Which I would like to have replaced to the same but having the relative year of the timestamps:
my timestamp is 2015 but also I wonder what date was 2013.
However, if I try to run the same command as above it fails:
$ sed -r 's#([0-9]{10})#date -d@"\1" "+%Y";#e' myfile
sh: my: command not found
sh: but: command not found
Because sed
interprets the first words as something to execute.

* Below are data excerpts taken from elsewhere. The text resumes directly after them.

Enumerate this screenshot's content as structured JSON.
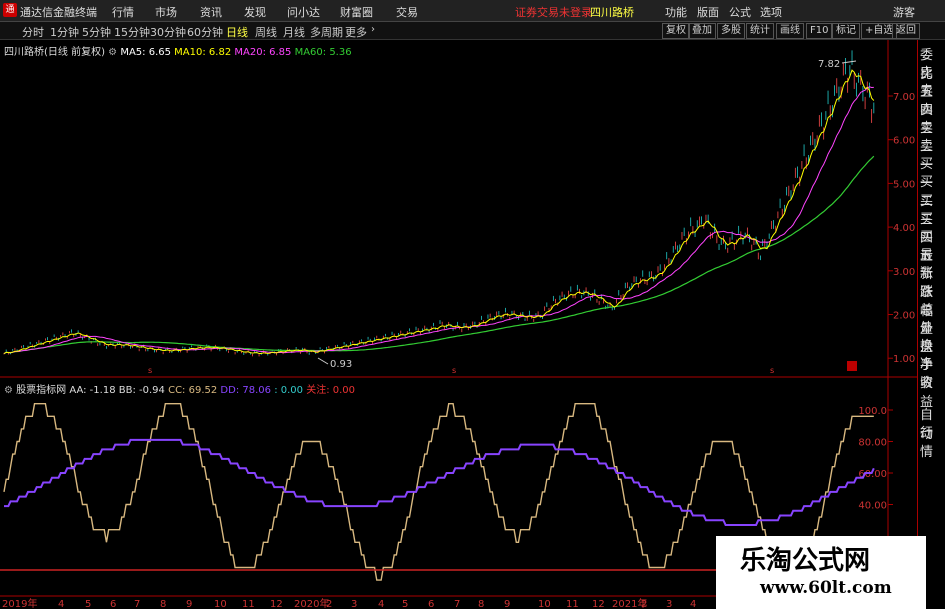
{
  "title_bar": {
    "app_name": "通达信金融终端",
    "menus": [
      "行情",
      "市场",
      "资讯",
      "发现",
      "问小达",
      "财富圈",
      "交易"
    ],
    "notice": "证券交易未登录",
    "stock_name": "四川路桥",
    "right_menus": [
      "功能",
      "版面",
      "公式",
      "选项"
    ],
    "guest": "游客"
  },
  "toolbar": {
    "periods": [
      "分时",
      "1分钟",
      "5分钟",
      "15分钟",
      "30分钟",
      "60分钟",
      "日线",
      "周线",
      "月线",
      "多周期",
      "更多"
    ],
    "active_period": "日线",
    "buttons": [
      "复权",
      "叠加",
      "多股",
      "统计",
      "画线",
      "F10",
      "标记",
      "+自选",
      "返回"
    ]
  },
  "main_legend": {
    "label": "四川路桥(日线 前复权)",
    "ma5": "MA5: 6.65",
    "ma10": "MA10: 6.82",
    "ma20": "MA20: 6.85",
    "ma60": "MA60: 5.36",
    "high_label": "7.82",
    "low_label": "0.93"
  },
  "price_axis": [
    "7.00",
    "6.00",
    "5.00",
    "4.00",
    "3.00",
    "2.00",
    "1.00"
  ],
  "indicator_legend": {
    "label": "股票指标网",
    "aa": "AA: -1.18",
    "bb": "BB: -0.94",
    "cc": "CC: 69.52",
    "dd": "DD: 78.06",
    "ee": ": 0.00",
    "gz": "关注: 0.00"
  },
  "indicator_axis": [
    "100.0",
    "80.00",
    "60.00",
    "40.00"
  ],
  "x_axis": [
    "2019年",
    "4",
    "5",
    "6",
    "7",
    "8",
    "9",
    "10",
    "11",
    "12",
    "2020年",
    "2",
    "3",
    "4",
    "5",
    "6",
    "7",
    "8",
    "9",
    "10",
    "11",
    "12",
    "2021年",
    "2",
    "3",
    "4",
    "5"
  ],
  "right_panel": [
    "委比",
    "卖五",
    "卖四",
    "卖三",
    "卖二",
    "卖一",
    "买一",
    "买二",
    "买三",
    "买四",
    "买五",
    "最新",
    "涨跌",
    "涨幅",
    "总量",
    "外盘",
    "换手",
    "净资",
    "收益",
    "自动",
    "行情"
  ],
  "watermark": {
    "line1": "乐淘公式网",
    "line2": "www.60lt.com"
  },
  "colors": {
    "ma5": "#ffffff",
    "ma10": "#ffff00",
    "ma20": "#ff44ff",
    "ma60": "#33cc33",
    "indicator_tan": "#d8b880",
    "indicator_purple": "#8844ff",
    "axis_red": "#aa0000"
  }
}
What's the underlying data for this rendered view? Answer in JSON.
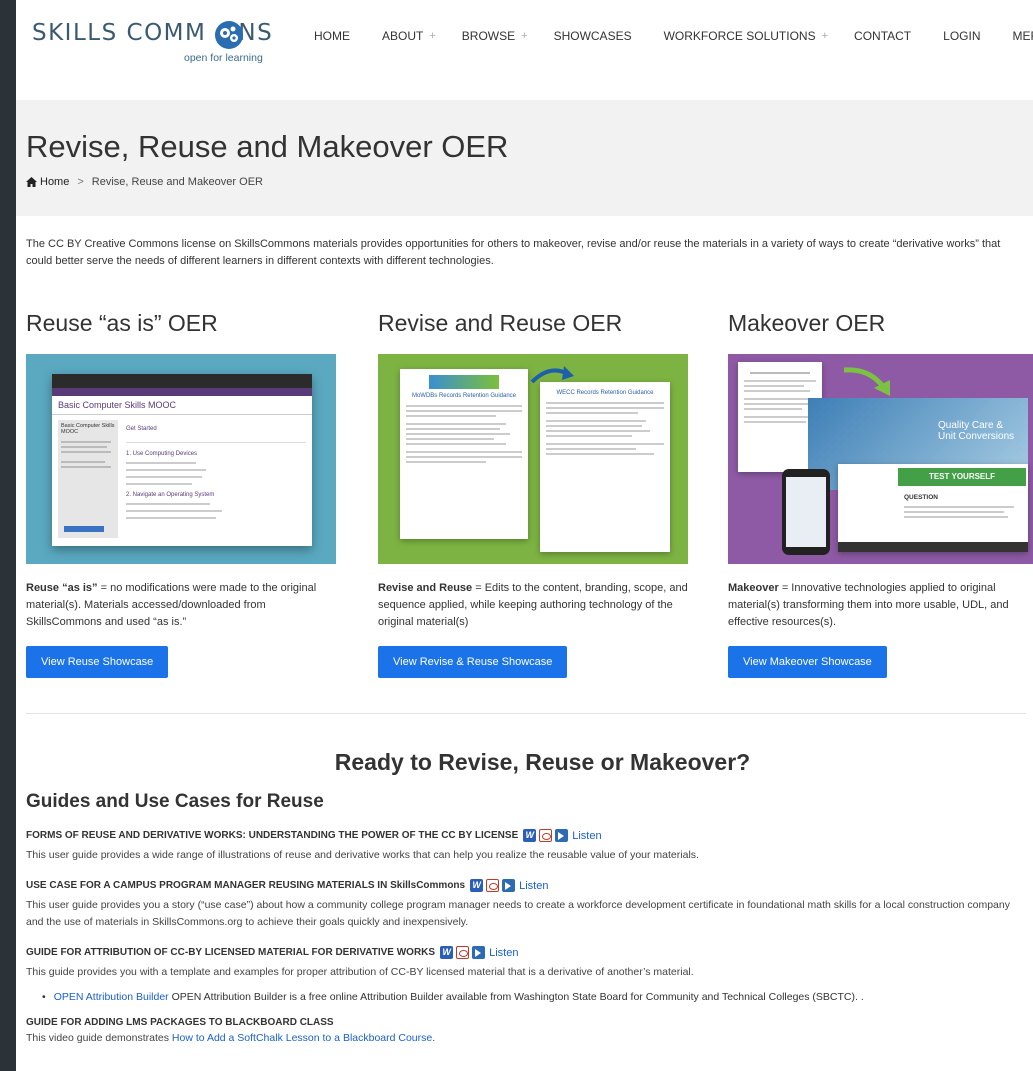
{
  "header": {
    "logo_text_a": "SKILLS COMM",
    "logo_text_b": "NS",
    "logo_tagline": "open for learning",
    "nav": [
      {
        "label": "HOME",
        "plus": ""
      },
      {
        "label": "ABOUT",
        "plus": "+"
      },
      {
        "label": "BROWSE",
        "plus": "+"
      },
      {
        "label": "SHOWCASES",
        "plus": ""
      },
      {
        "label": "WORKFORCE SOLUTIONS",
        "plus": "+"
      },
      {
        "label": "CONTACT",
        "plus": ""
      },
      {
        "label": "LOGIN",
        "plus": ""
      },
      {
        "label": "MERLOT",
        "plus": "+"
      }
    ]
  },
  "title": "Revise, Reuse and Makeover OER",
  "breadcrumb": {
    "home": "Home",
    "separator": ">",
    "current": "Revise, Reuse and Makeover OER"
  },
  "intro": "The CC BY Creative Commons license on SkillsCommons materials provides opportunities for others to makeover, revise and/or reuse the materials in a variety of ways to create “derivative works” that could better serve the needs of different learners in different contexts with different technologies.",
  "columns": [
    {
      "heading": "Reuse “as is” OER",
      "desc_bold": "Reuse “as is”",
      "desc_rest": " = no modifications were made to the original material(s). Materials accessed/downloaded from SkillsCommons and used “as is.”",
      "button": "View Reuse Showcase",
      "image_bg": "#5aa9c1",
      "mock_title": "Basic Computer Skills MOOC",
      "mock_section": "Get Started",
      "mock_side_title": "Basic Computer Skills MOOC",
      "mock_list_1": "1. Use Computing Devices",
      "mock_list_2": "2. Navigate an Operating System"
    },
    {
      "heading": "Revise and Reuse OER",
      "desc_bold": "Revise and Reuse",
      "desc_rest": " = Edits to the content, branding, scope, and sequence applied, while keeping authoring technology of the original material(s)",
      "button": "View Revise & Reuse Showcase",
      "image_bg": "#7db342",
      "doc_title_a": "MoWDBs Records Retention Guidance",
      "doc_title_b": "WECC Records Retention Guidance"
    },
    {
      "heading": "Makeover OER",
      "desc_bold": "Makeover",
      "desc_rest": " = Innovative technologies applied to original material(s) transforming them into more usable, UDL, and effective resources(s).",
      "button": "View Makeover Showcase",
      "image_bg": "#8e5aa5",
      "hero_text": "Quality Care & Unit Conversions",
      "test_banner": "TEST YOURSELF",
      "question_label": "QUESTION"
    }
  ],
  "ready_heading": "Ready to Revise, Reuse or Makeover?",
  "guides_heading": "Guides and Use Cases for Reuse",
  "guides": [
    {
      "title": "FORMS OF REUSE AND DERIVATIVE WORKS: UNDERSTANDING THE POWER OF THE CC BY LICENSE",
      "listen": "Listen",
      "text": "This user guide provides a wide range of illustrations of reuse and derivative works that can help you realize the reusable value of your materials."
    },
    {
      "title": "USE CASE FOR A CAMPUS PROGRAM MANAGER REUSING MATERIALS IN SkillsCommons",
      "listen": "Listen",
      "text": "This user guide provides you a story (“use case”) about how a community college program manager needs to create a workforce development certificate in foundational math skills for a local construction company and the use of materials in SkillsCommons.org to achieve their goals quickly and inexpensively."
    },
    {
      "title": "GUIDE FOR ATTRIBUTION OF CC-BY LICENSED MATERIAL FOR DERIVATIVE WORKS",
      "listen": "Listen",
      "text": "This guide provides you with a template and examples for proper attribution of CC-BY licensed material that is a derivative of another’s material."
    }
  ],
  "attribution_bullet": {
    "link": "OPEN Attribution Builder",
    "text": " OPEN Attribution Builder is a free online Attribution Builder available from Washington State Board for Community and Technical Colleges (SBCTC). ."
  },
  "lms_guide": {
    "title": "GUIDE FOR ADDING LMS PACKAGES TO BLACKBOARD CLASS",
    "text_pre": "This video guide demonstrates ",
    "link": "How to Add a SoftChalk Lesson to a Blackboard Course",
    "text_post": "."
  },
  "colors": {
    "accent": "#1a73e8",
    "link": "#1a5fd0",
    "title_band": "#f2f2f2",
    "frame": "#2c3338"
  }
}
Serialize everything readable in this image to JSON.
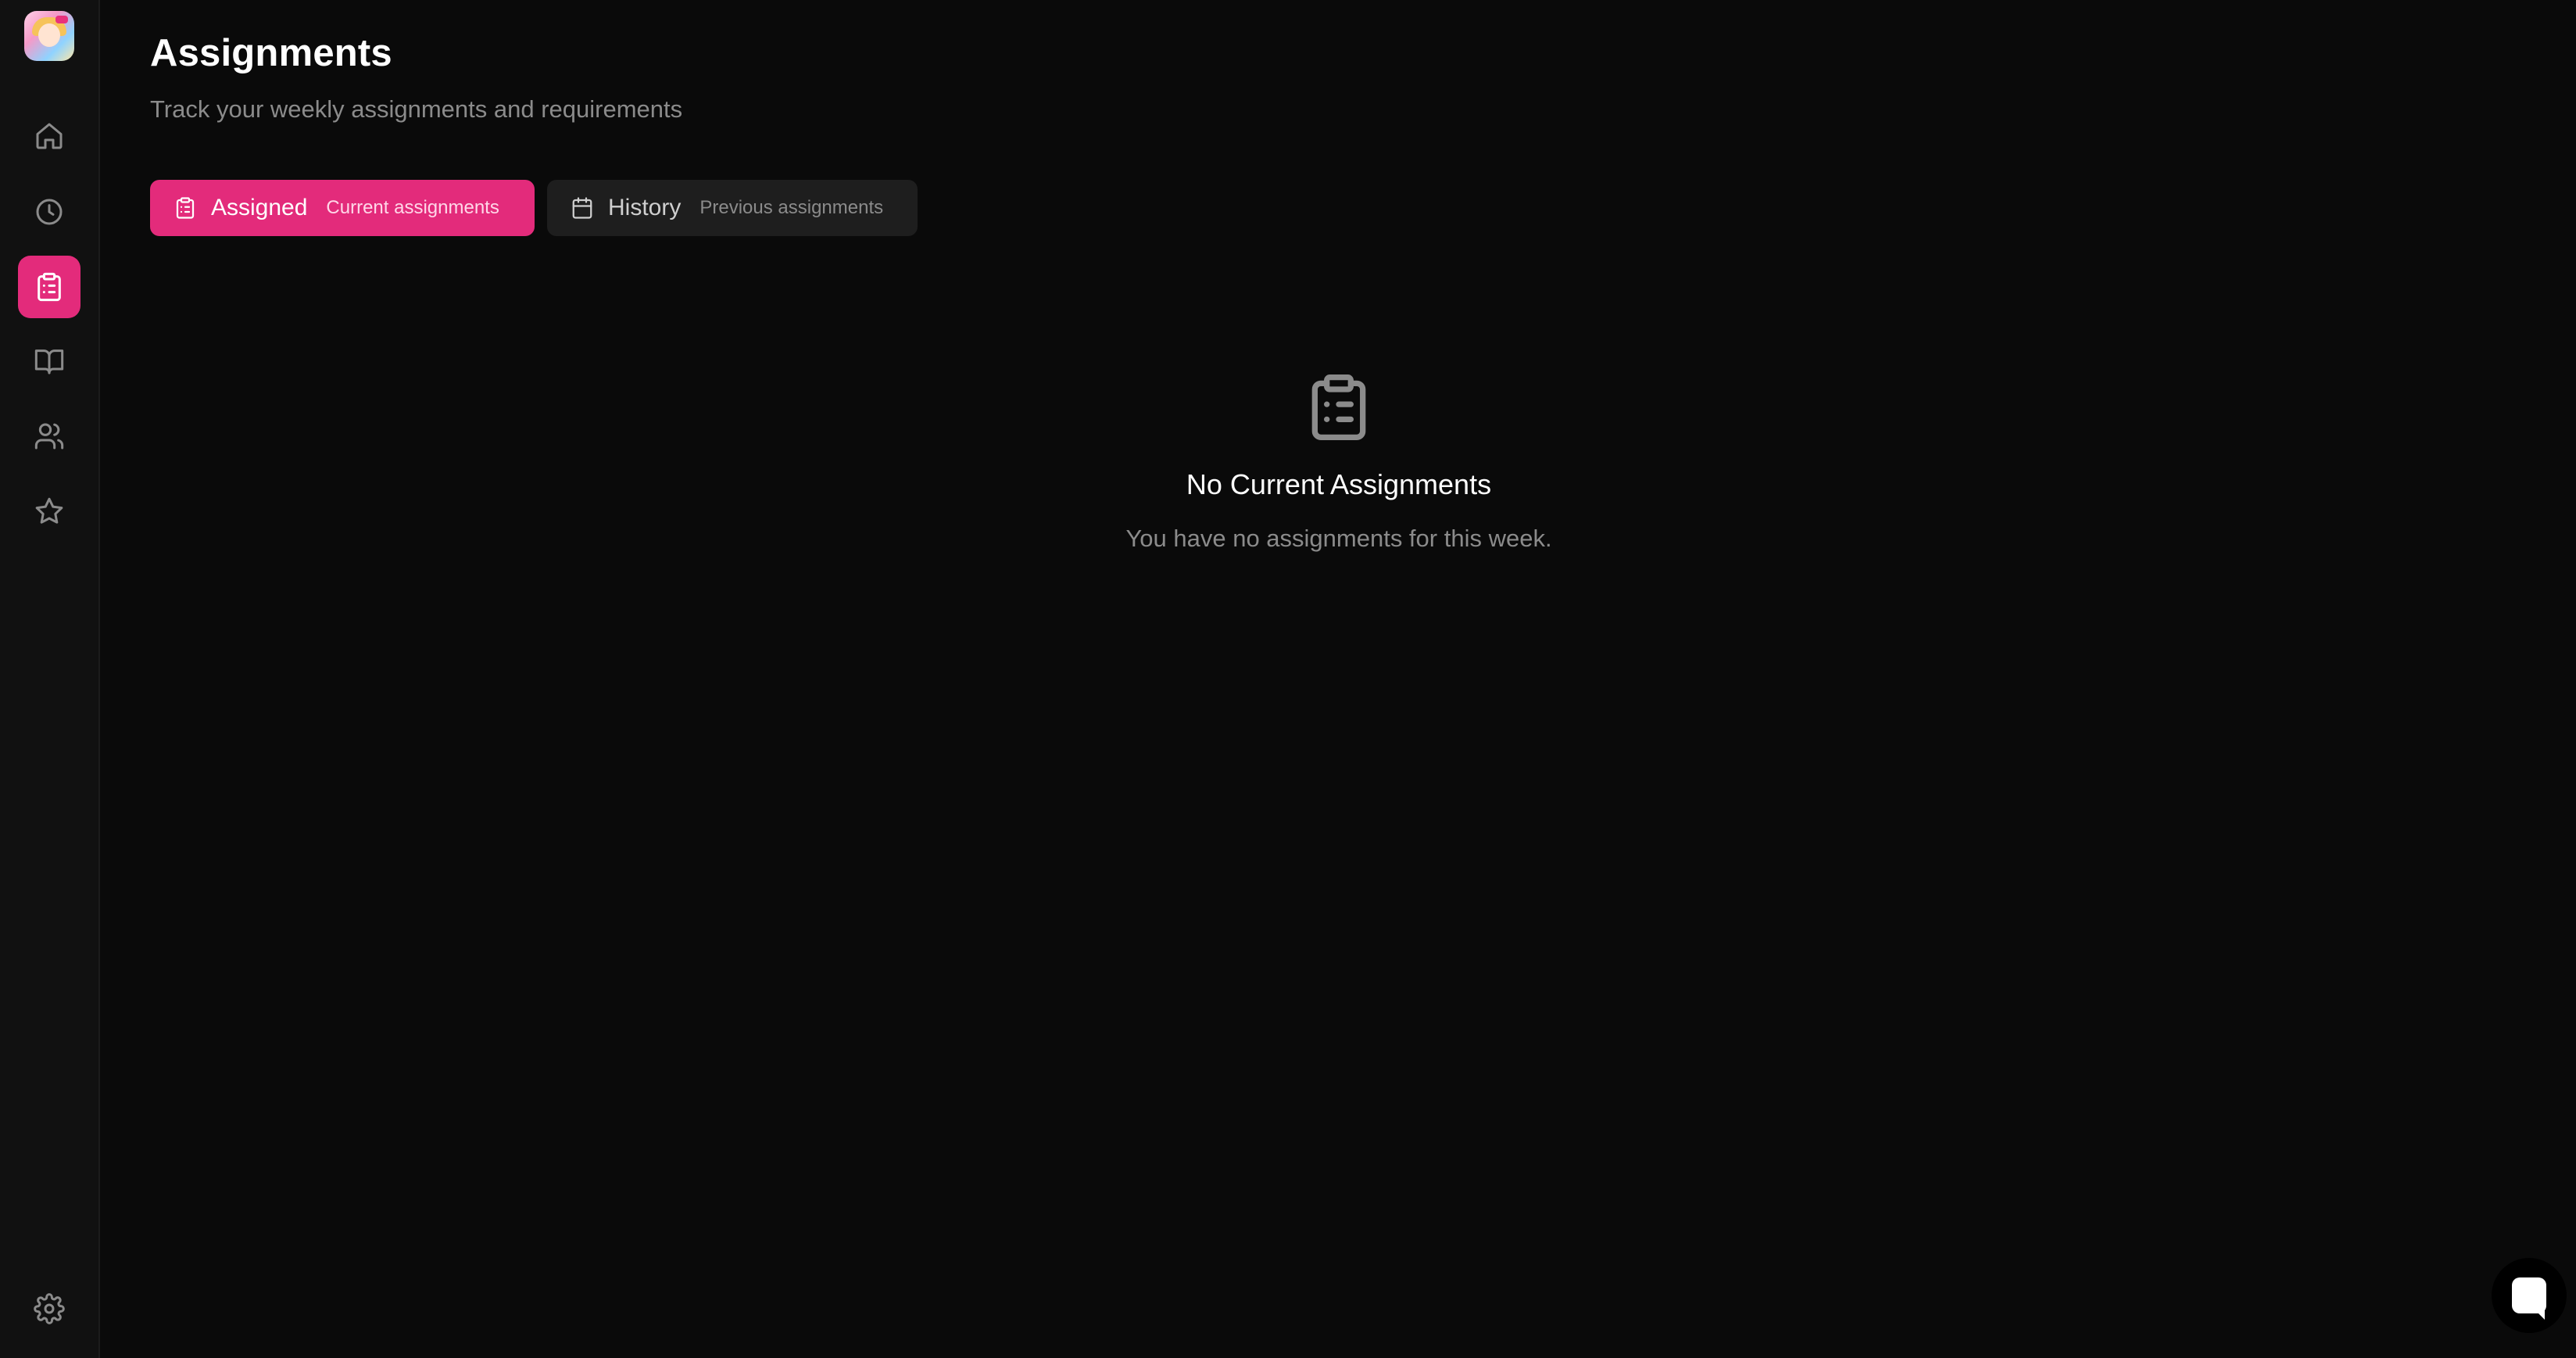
{
  "sidebar": {
    "logo_icon": "app-logo-avatar",
    "items": [
      {
        "name": "home",
        "icon": "home-icon",
        "active": false
      },
      {
        "name": "history",
        "icon": "clock-icon",
        "active": false
      },
      {
        "name": "assignments",
        "icon": "clipboard-list-icon",
        "active": true
      },
      {
        "name": "library",
        "icon": "book-open-icon",
        "active": false
      },
      {
        "name": "users",
        "icon": "users-icon",
        "active": false
      },
      {
        "name": "favorites",
        "icon": "star-icon",
        "active": false
      }
    ],
    "settings_icon": "gear-icon"
  },
  "header": {
    "title": "Assignments",
    "subtitle": "Track your weekly assignments and requirements"
  },
  "tabs": [
    {
      "label": "Assigned",
      "description": "Current assignments",
      "icon": "clipboard-list-icon",
      "active": true
    },
    {
      "label": "History",
      "description": "Previous assignments",
      "icon": "calendar-icon",
      "active": false
    }
  ],
  "empty_state": {
    "icon": "clipboard-list-icon",
    "title": "No Current Assignments",
    "message": "You have no assignments for this week."
  },
  "chat": {
    "icon": "chat-bubble-icon"
  },
  "colors": {
    "accent": "#e32b7b",
    "background": "#0a0a0a",
    "sidebar": "#111111",
    "muted_text": "#8b8b8b",
    "inactive_tab": "#1e1e1e"
  }
}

Obviously it works if I just fetch these data and nothing else:
$ sed -r 's#.*([0-9]{10}).*#date -d@"\1" "+%Y";#ge' myfile
2015
So I wonder: what should I do to call date
against captured groups in sed
and replace text with it, considering it is surrounded by other text that have to remain untouched?
e
switch in sed
substitute applies sh -c
to unmatched text as well as evident from this command:
echo 'a 1449158360' | sed -r 's#([0-9]{10})#date -d@\1 "+%Y";#e'
sh: a: command not found
So even though we are matching only 1449158360
but sh -c
is being run on a 1449158360
.
Due to absence of non-greedy and lookaheads regex in sed
this workaround regex might appear crazy but this is how you can run it for multiple matching input from file as in your question:
sed -r 's#(([^0-9][0-9]{0,9})*)(\b[0-9]{10}\b)(([0-9]{0,9}[^0-9])*)#printf "%s%s%s" "\1" $(date -d@\3 "+%Y") "\4";#ge' file
Basically we are matching <before>10-digits<after>
in this regex.
Output:
my timestamp is 2015 but also I wonder what date was 2013.
To clarify the regex used I have created this demo.
By no means this is a generic solution to e
mode issue, treat it as a regex based workaround.